Overall, the study included 849 patients at 39 centers. Patients had an indication for ICD therapy and were treated with either an S-ICD (n = 426) or TV-ICD (n = 423).
During a median follow-up of 52 months, a similar rate of patients received appropriate therapy (48-month Kaplan-Meier estimates: S-ICD, 19.4% vs. TV-ICD, 17.5%; P = .45), while patients in the subcutaneous ICD arm had a higher rate of receiving at least one shock (48-month Kaplan-Meier estimates: 19.2% vs. 11.5%; P = .02), according to the results.
In all, 254 total shocks were reported in the subcutaneous group compared with 228 in the transvenous group (P = .68).
Researchers found a similar shock efficacy between both arms (S-ICD, 93.8% vs. TV-ICD, 91.6%; P = .40), and that the first ATP attempt terminated 46% of all monomorphic ventricular tachycardias, but accelerated the arrhythmia in 9.4% of episodes.
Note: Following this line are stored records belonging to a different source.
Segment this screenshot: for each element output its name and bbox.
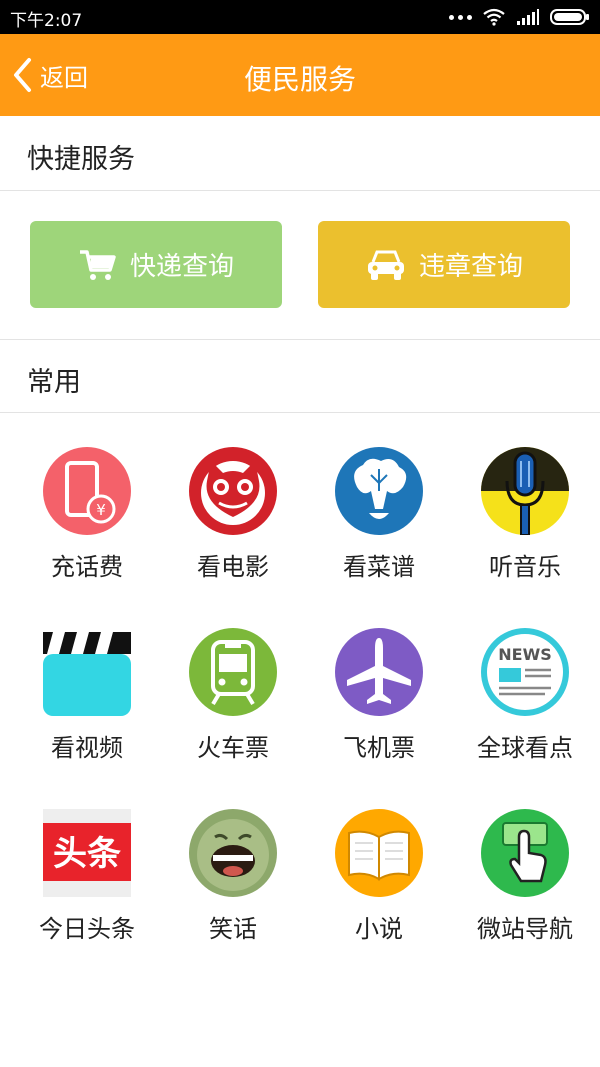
grid-label: 充话费 [51,553,123,581]
vegetable-recipe-icon [335,447,423,535]
laughing-face-icon [189,809,277,897]
grid-item-video[interactable]: 看视频 [14,628,160,778]
common-services-header: 常用 [0,339,600,413]
grid-item-flight[interactable]: 飞机票 [306,628,452,778]
train-icon [189,628,277,716]
grid-label: 笑话 [209,915,257,943]
battery-icon [550,9,589,25]
grid-label: 看菜谱 [343,553,415,581]
grid-item-train[interactable]: 火车票 [160,628,306,778]
grid-item-recipe[interactable]: 看菜谱 [306,447,452,597]
common-services-title: 常用 [27,367,81,398]
wifi-icon [483,8,505,26]
news-icon: NEWS [481,628,569,716]
grid-item-movie[interactable]: 看电影 [160,447,306,597]
grid-label: 飞机票 [343,734,415,762]
grid-label: 全球看点 [477,734,573,762]
violation-query-label: 违章查询 [418,252,523,282]
book-icon [335,809,423,897]
grid-label: 火车票 [197,734,269,762]
violation-query-button[interactable]: 违章查询 [318,221,570,308]
grid-label: 看电影 [197,553,269,581]
quick-services-header: 快捷服务 [0,117,600,191]
airplane-icon [335,628,423,716]
page-title: 便民服务 [243,63,356,96]
clapperboard-icon [43,632,131,716]
express-query-label: 快递查询 [129,252,234,282]
phone-recharge-icon: ¥ [43,447,131,535]
svg-text:NEWS: NEWS [498,645,552,664]
signal-icon [517,9,539,25]
more-dots-icon [449,14,472,20]
grid-item-toutiao[interactable]: 头条 今日头条 [14,809,160,959]
status-bar: 下午2:07 [0,0,600,34]
grid-label: 小说 [355,915,403,943]
touch-hand-icon [481,809,569,897]
microphone-icon [481,447,569,535]
grid-item-micro-site-nav[interactable]: 微站导航 [452,809,598,959]
toutiao-icon: 头条 [43,809,131,897]
grid-label: 听音乐 [489,553,561,581]
grid-label: 微站导航 [477,915,573,943]
grid-label: 看视频 [51,734,123,762]
grid-item-music[interactable]: 听音乐 [452,447,598,597]
car-icon [367,250,404,280]
grid-item-news[interactable]: NEWS 全球看点 [452,628,598,778]
grid-item-phone-recharge[interactable]: ¥ 充话费 [14,447,160,597]
title-bar: 返回 便民服务 [0,34,600,116]
status-time: 下午2:07 [10,11,83,31]
express-query-button[interactable]: 快递查询 [30,221,282,308]
grid-item-joke[interactable]: 笑话 [160,809,306,959]
svg-text:头条: 头条 [53,834,121,874]
svg-text:¥: ¥ [96,501,106,519]
quick-services-title: 快捷服务 [27,144,135,175]
grid-item-novel[interactable]: 小说 [306,809,452,959]
shopping-cart-icon [79,249,116,280]
grid-label: 今日头条 [39,915,135,943]
status-icons [449,6,590,28]
cat-movie-icon [189,447,277,535]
In other data, 13 electrical storms were reported among 10 patients in the S-ICD group compared with 19 electrical storms among 18 patients in the TV-ICD group. For those who received appropriate therapy, there was an almost two-fold increase in the relative risk of electrical storms in the TV-ICD group compared with the S-ICD group (RR = 1.98; 95% CI, 0.98-4.04; P = .05).
“Shock efficacy is not statistically different between the S-ICD and TV-ICD, and the decision for either device should be made in a shared decision-making process between patient and physician,” Knops and colleagues concluded. “Physicians are recommended to observe the efficacy of ATP in the individual patient. When ATP is repeatedly unsuccessful in terminating ventricular arrhythmias, we recommend to limit programming to a single ATP attempt.”